George Booker
A New Creation

28. Jury Duty

The Brotherhood has never unanimously condemned service on juries. The ground for this is the feeling that, in view of our duty to serve the state in every lawful way as part of our service to the Master, we ought to accept the duty of weighing evidence and guiding the judge as to whether we support the view that the person being charged committed the offence alleged. The sentence, or the verdict — so the argument goes — is for the judge alone, and for this the jury has no responsibility. The validity of these arguments strikes different people in different ways.

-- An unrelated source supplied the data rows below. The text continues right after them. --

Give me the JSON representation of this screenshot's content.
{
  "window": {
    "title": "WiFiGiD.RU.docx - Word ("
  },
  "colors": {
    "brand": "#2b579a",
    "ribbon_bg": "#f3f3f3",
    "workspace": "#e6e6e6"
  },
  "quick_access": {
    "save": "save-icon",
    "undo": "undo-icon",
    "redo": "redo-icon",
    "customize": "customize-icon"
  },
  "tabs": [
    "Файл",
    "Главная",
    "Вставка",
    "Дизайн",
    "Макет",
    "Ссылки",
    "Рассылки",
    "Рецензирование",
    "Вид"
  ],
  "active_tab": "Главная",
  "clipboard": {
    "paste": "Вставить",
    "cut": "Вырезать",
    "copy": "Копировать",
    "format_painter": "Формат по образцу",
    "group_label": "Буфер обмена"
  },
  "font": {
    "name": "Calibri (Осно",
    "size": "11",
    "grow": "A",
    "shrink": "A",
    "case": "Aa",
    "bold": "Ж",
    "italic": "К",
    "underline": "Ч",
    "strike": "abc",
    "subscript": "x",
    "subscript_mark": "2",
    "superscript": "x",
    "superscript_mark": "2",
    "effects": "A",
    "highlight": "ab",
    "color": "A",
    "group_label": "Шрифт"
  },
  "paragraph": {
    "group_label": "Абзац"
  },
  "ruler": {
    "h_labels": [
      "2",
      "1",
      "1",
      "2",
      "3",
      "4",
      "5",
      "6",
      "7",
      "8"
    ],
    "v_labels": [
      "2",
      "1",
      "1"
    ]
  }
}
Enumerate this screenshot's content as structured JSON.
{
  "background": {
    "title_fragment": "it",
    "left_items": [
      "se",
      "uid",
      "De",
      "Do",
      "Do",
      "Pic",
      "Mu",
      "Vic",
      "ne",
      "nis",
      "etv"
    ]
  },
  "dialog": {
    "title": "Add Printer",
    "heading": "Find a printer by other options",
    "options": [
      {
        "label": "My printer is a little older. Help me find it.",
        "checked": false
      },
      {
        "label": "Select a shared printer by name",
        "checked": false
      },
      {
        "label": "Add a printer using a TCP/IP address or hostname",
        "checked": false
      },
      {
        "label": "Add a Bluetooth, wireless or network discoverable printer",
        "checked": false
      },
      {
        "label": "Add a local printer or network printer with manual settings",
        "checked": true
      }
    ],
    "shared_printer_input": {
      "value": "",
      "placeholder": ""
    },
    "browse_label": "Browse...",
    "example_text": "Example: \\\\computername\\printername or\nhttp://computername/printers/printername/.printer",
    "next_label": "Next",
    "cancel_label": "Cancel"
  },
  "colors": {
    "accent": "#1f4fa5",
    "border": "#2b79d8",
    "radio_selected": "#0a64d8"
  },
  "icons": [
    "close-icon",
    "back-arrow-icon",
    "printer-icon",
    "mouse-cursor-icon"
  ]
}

Is it, or is it not the case, that a jury merely examines the evidence, and is not concerned with the sentence? In one sense it is the case: the sentence is pronounced by the judge. In another it is not: the judge almost always has no alternative but to pronounce guilty or not guilty as the jury shall determine; the sentence he may pass, though some discretion as to its severity may rest with him, arises as a consequence of the jury’s verdict. In many other instances, juries are also commissioned to decide the sentence. Thus the jury is often doing much more than assessing facts; it is in practice judging a person. And it might be thought that we, who are strongly advised against taking our causes before the world’s courts, are not consistent if we help make those courts’ decisions for them.

At the very least, some might decide to inform the authorities of their scruples against pronouncing judgment against a fellowman. It is likely that in such cases the authorities would decide to exempt the believer from jury service.